I cannot permit this bill to pass without protest. It was conceived and executed in fraud.... It is one of the series of aggressions on the part of the slave power which, if permitted to be consummated, must end in the subversion of the constitution and the Union.... It strikes a death-blow at State sovereignty and popular rights.... When Missouri applied for admission as a slave State ... the North objected. They declared it was agreed to that no more slave States should be admitted into the Union.... Agitation ran high. The South then as now threatened a dissolution of the Union. The North then as now denied her power to dissolve it.... During this excitement the hearts of brave men quailed.... A new compromise was made.... As a part of this compromise slavery was forever prohibited north of 36° 30'.... The compromise was acquiesced in.... Peace again reigned through the land, ... and this peace continued until the discovery of the new doctrine of popular sovereignty.... This is called a new compromise.... We are told we must accept it because the Union is in danger.... But that set of people who have been in labor and suffering and trial for so long a time on account of the Union have passed off the stage. In their places are men who love this glorious Union and love it as it was made by the fathers; men who will not whine "danger to the Union," but brave men who will fight for this Union to the death.... The old women of the North who have been in the habit of crying out "the Union is in danger" have passed off the stage. They are dead. Their places will never be supplied, but in their stead we have a race of men who are devoted to this Union and devoted to it as Jefferson and the fathers made it and bequeathed it to us.

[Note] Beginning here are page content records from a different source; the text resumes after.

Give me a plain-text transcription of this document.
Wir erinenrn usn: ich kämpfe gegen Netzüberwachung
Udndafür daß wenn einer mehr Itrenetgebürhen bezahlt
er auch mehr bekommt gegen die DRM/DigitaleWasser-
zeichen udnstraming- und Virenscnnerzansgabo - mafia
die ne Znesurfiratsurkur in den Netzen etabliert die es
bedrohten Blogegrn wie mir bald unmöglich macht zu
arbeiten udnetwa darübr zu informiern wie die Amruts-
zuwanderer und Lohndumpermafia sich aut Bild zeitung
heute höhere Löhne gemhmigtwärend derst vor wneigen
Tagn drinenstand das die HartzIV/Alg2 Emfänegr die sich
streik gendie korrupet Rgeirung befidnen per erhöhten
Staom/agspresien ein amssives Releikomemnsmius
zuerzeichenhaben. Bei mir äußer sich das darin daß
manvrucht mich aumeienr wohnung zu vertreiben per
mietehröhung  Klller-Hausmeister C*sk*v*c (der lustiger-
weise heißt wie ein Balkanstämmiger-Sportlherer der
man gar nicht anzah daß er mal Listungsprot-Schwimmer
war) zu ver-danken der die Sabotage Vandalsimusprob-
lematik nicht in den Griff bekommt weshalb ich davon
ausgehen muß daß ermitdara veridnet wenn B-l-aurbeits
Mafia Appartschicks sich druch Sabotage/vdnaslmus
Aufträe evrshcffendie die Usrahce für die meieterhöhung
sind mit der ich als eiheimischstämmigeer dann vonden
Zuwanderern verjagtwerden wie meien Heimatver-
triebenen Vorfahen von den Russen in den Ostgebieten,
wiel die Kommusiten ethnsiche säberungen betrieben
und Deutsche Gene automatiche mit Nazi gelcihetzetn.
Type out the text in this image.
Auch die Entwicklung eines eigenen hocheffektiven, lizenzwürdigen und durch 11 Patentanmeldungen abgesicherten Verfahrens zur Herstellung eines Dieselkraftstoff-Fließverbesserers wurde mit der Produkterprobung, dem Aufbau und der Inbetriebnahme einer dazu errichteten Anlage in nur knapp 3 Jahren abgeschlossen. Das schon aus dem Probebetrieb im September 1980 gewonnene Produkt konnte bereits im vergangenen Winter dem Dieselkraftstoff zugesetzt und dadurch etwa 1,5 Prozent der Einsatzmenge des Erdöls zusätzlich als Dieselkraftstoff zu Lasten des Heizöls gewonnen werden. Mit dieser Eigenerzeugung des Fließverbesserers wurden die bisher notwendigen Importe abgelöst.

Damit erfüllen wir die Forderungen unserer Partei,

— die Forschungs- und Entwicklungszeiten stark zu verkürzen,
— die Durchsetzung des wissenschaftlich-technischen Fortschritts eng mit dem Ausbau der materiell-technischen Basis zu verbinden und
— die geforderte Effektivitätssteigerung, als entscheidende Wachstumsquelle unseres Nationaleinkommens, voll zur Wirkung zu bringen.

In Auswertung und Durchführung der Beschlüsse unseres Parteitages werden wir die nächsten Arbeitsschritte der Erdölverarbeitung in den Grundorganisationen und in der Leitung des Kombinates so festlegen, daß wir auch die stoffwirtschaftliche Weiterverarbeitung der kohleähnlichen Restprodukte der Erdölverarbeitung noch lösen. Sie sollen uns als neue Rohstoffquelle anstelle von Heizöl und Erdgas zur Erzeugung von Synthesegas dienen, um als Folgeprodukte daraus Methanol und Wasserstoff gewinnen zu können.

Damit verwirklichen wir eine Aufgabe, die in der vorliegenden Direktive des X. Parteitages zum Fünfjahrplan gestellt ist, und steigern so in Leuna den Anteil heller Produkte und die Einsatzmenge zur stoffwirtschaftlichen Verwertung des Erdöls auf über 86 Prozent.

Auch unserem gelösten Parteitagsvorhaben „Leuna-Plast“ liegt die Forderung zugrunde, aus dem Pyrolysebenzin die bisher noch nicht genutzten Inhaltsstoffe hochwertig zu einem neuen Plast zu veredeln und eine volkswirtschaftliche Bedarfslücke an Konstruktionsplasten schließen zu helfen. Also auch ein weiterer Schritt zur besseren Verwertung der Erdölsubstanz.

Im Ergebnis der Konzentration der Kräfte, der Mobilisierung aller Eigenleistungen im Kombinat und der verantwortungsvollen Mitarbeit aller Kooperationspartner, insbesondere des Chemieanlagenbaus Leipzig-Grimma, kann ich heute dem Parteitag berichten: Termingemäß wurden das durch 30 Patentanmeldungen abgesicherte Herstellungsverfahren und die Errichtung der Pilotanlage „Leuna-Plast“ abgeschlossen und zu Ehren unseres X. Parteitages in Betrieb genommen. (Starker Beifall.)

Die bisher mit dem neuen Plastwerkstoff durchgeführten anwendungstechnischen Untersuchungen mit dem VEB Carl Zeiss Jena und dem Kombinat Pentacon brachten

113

Any aggression upon the constitution has been submitted to by the race who have gone off the stage. They were ready to compromise any principle, any thing. The men of the present day are a different race. They will compromise nothing; they are Union-loving men; they love all portions of the Union; and they will sacrifice anything but principle to save it. They will, however, make no sacrifice of principle. Never! Never! No more compromises will ever be submitted to to save the Union! If it is worth saving, it will be saved; but if you sap and undermine its foundations it must topple. It will be the legitimate result of your own action. The only way that we ever shall save this Union and make it as permanent as the everlasting hills will be by restoring it to the original foundations upon which the fathers placed it....

The people of Kansas are almost unanimously opposed to this constitution; yet you propose to force it upon them without their consent. It cannot be done. The government has not bayonets enough to force a constitution upon the necks of any unwilling people.... It is our purpose to avoid the shedding of blood upon the soil of the United States by civil war. While I will not charge on the supporters of the Lecompton constitution the purpose, in civil war, of shedding blood upon the soil of the United States, I do charge that they, and they alone, will be responsible for every drop of blood that may be shed in consequence of the adoption of that constitution. I trust in God civil war will never come; but if it should come, upon their heads, and theirs alone, will rest the responsibility of every drop that may flow. I trust in God that this question will never be pushed to that extremity, for I would have less respect for the people of Kansas than I now have if I supposed they would tamely submit to have a constitution thrust down their throats without authority of law, and against law, without making resistance. I would disown them as the descendants of the men who fought our revolutionary battles if I did not think they would resist any illegal attempts to force a constitution upon them.